你们知道,一旦大宋打下夏州宥州,意味着什么吗?”
陈德禄和刘文远同时抬起了头。
辛缜的手指在案上轻轻点了点,道:“意味着战争要结束了,一旦战争结束,横山便不再只是横山。
横山是沟通西夏的门户,现在是战时,宋夏之间的贸易断了。
一旦仗打完了,贸易重开,横山就是大宋与西夏贸易的第一道关口!
其他的不用我多说了吧?”
辛缜微笑看着两人。
自然不用多说,陈德禄与刘文远两人脸上已经露出激动无比的神情。
他们在这里扎根那么多年,当然知道这意味着什么,到那时候,西夏的青白盐要进大宋,西夏的马匹牛羊要进大宋,西夏的药材皮货要进大宋,这些东西,都要从横山过!

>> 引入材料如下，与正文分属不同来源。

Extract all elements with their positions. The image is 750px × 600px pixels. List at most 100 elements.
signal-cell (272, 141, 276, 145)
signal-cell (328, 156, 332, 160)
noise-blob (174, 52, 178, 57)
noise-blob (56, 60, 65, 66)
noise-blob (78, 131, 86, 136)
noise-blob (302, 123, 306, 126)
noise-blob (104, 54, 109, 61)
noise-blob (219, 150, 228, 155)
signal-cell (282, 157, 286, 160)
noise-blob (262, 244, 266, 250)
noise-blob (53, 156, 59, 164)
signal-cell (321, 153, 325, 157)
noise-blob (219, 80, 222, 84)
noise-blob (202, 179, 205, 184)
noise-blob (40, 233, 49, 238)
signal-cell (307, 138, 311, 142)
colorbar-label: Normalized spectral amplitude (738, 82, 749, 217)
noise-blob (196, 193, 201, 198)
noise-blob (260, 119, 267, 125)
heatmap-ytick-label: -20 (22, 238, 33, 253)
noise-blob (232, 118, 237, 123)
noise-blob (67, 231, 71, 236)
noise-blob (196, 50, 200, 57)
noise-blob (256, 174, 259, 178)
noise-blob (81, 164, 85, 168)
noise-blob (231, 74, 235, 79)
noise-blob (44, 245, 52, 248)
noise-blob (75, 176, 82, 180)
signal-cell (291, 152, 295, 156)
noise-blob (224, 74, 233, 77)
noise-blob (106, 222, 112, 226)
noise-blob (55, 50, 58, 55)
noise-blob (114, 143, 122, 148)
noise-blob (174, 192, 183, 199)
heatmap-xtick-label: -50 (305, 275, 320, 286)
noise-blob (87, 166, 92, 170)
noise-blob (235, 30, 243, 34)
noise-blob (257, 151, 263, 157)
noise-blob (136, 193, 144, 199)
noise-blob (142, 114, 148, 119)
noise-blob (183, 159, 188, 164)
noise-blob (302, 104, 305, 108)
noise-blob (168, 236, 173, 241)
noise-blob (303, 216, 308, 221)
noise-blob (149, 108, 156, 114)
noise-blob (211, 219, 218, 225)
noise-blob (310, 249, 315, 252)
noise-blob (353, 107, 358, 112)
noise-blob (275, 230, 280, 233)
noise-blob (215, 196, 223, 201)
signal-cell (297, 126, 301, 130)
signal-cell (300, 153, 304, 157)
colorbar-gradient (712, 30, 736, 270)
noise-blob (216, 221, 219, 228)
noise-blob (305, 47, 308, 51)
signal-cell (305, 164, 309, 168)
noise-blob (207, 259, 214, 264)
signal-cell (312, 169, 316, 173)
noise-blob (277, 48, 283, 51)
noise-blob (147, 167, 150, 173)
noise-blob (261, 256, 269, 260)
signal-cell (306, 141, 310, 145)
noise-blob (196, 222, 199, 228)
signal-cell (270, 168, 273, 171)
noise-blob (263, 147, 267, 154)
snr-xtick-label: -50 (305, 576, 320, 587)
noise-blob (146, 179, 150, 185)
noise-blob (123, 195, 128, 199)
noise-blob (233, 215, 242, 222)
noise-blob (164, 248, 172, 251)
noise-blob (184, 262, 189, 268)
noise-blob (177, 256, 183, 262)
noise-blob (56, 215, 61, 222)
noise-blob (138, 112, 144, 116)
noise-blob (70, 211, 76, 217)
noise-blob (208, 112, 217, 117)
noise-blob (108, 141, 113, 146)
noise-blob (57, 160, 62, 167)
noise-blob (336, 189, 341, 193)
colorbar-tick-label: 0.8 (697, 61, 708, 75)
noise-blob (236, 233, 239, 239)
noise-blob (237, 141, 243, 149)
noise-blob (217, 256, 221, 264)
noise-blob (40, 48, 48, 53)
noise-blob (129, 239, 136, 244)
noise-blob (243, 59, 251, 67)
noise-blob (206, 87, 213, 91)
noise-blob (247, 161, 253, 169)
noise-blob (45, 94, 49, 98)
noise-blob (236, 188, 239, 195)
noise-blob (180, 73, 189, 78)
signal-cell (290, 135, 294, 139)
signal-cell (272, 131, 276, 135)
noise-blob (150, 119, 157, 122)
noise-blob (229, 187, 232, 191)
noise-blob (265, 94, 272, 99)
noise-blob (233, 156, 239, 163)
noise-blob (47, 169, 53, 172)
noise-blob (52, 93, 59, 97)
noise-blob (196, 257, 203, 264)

而他们青白盐行会以及合营的横山行会,将会在这个贸易之中发挥重要的作用!
他们都是做了大半辈子生意的人,他们太清楚掌握关口意味着什么了!
西夏与大宋的贸易,一年几百万贯的货物流转,从横山过一道手,就算是只整个一成,就是几十万贯!
这还只是西夏。
横山往西,还有回鹘,还有吐蕃,还有西域诸国。
横山往东,是大宋的陕西路、河东路、京西北路。
横山卡在中间,就是一个收银子的关口!
刘文远忽然站了起来。他整了整衣袍,向辛缜深深一揖,揖到底,额头几乎碰到膝盖,沉声道:“辛主簿于小人之恩无异于再生父母!小人无以为报,以后便以主簿马首是瞻,主簿但有所吩咐,小人莫有不从!”
说完顺势跪在地上,甚至还将身体趴在地上,完成一个五体投地的跪拜!
“艹!又让他给抢先了!“
陈德禄眼睛都红了,立即推金山倒玉柱一般跪在地上,高声道:”辛主簿……“
”别别别!都起来!“
辛缜沉声道,打断了陈德禄的技能。
陈德禄跪在地上,高举着双手不知道要不要往下跪,煞是滑稽。
刘文远直起身,眼眶微微泛红,道:“横山的盐池,小人想了十年!西夏的商路,小人也想了十年!小人以为这辈子看不到这两条路打通了!辛主簿,您用了五天,替小人把这辈子的念想都圆了!如此大恩大德,小人无以回报,只能如此了,希望主簿不要见怪!”